The idea has already yielded results – allow me to surreptitiously slide a link to the PCGamesN Curator page across the desk between us – but early critics worried that the curation system was open to exploitation by unscrupulous developers. That a Curator’s critical judgement might be informed by, say, a crisp £50 note faxed through to their study.
Valve have wised up to that possibility, and now require Curators to disclose conflicts of interest in their recommendations.
The rule can be found at the very bottom of Steam’s explanatory page about Steam Curators.
“We have a couple of rules that govern the use of the Steam Curator feature,” write Valve.
“If you’ve accepted money or other compensation for making a product review or for posting a recommendation, you must disclose this fact in your recommendation.”

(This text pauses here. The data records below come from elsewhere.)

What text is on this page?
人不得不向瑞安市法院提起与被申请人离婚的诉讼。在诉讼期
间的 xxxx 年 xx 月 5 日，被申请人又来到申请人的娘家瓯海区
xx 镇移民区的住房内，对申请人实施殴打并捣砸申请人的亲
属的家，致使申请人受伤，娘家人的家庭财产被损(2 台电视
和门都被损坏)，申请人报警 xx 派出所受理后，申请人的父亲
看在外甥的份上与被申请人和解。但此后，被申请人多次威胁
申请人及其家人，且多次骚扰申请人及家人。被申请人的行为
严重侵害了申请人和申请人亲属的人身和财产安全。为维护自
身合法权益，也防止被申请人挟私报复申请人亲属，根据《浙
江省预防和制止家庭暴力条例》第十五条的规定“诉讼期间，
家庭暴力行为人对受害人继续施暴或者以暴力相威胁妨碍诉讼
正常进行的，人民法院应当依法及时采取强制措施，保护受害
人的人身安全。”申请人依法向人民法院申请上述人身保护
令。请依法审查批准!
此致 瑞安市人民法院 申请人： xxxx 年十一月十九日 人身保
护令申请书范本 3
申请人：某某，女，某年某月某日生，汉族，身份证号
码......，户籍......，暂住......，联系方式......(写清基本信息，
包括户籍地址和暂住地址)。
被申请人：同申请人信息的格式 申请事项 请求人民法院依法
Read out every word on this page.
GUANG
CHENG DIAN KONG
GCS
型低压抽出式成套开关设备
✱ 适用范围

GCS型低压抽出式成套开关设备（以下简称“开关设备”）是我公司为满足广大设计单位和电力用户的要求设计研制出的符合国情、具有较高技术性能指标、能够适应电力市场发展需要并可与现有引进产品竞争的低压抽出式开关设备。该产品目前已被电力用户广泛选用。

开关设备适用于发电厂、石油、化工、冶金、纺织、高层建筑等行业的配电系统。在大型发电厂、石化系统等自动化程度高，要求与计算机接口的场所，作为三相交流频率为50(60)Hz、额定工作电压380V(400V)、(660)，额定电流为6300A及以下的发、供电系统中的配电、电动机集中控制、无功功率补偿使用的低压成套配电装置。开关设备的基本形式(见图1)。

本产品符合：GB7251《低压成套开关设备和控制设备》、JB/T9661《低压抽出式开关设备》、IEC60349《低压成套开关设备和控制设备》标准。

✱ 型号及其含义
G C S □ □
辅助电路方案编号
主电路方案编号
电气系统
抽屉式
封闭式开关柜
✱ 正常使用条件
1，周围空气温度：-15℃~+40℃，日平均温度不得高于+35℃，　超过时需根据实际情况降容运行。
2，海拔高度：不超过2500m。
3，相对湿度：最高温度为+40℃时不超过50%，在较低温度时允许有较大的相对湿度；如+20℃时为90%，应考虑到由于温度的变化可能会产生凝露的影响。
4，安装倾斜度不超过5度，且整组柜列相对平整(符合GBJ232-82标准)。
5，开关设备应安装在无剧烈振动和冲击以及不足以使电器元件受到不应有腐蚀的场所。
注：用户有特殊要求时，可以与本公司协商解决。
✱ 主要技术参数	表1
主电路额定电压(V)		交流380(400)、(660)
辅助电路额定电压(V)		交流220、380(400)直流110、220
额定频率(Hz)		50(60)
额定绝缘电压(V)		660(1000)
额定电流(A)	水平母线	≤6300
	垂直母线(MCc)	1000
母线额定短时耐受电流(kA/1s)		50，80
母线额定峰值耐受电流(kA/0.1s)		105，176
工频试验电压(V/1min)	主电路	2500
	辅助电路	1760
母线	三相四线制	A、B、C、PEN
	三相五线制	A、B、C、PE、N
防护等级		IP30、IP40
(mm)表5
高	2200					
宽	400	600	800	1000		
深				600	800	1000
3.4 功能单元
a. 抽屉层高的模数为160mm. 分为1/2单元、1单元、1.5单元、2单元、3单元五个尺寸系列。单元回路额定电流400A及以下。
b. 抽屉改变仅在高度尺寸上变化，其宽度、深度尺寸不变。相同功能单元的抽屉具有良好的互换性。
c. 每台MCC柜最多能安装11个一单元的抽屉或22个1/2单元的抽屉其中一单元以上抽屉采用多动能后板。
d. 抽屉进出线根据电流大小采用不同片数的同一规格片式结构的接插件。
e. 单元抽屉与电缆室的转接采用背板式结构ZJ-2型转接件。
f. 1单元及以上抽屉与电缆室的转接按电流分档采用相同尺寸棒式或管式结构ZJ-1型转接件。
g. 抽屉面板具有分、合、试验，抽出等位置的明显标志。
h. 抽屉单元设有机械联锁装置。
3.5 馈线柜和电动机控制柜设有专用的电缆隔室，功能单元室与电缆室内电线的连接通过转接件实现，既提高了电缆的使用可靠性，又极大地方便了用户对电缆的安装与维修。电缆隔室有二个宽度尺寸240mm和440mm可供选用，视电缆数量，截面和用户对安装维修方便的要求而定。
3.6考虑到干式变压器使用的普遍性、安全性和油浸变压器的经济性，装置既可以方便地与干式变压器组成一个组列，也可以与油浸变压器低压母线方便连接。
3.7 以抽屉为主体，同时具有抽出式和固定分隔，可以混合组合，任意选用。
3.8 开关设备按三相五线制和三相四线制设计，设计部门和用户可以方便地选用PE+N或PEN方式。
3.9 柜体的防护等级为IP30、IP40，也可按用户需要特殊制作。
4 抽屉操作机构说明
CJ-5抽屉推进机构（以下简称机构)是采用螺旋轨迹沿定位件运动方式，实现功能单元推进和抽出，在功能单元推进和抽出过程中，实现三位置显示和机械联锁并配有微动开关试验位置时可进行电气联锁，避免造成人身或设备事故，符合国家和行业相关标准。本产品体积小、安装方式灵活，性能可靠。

So nobody’s precluded from making a career out of paid recommendations to Steam users – but we’re going to know all about it if they are.
Anybody can be a Steam Curator. They’re each tied to a Steam community group, and will publish reviews based on their own tastes. As a user, you can dig up Curators with interests similar to yours and make their recommendations a part of your home page, where you can comment on and rate them.
How’ve you found your new front page, with the discovery queue, updated search system and all that?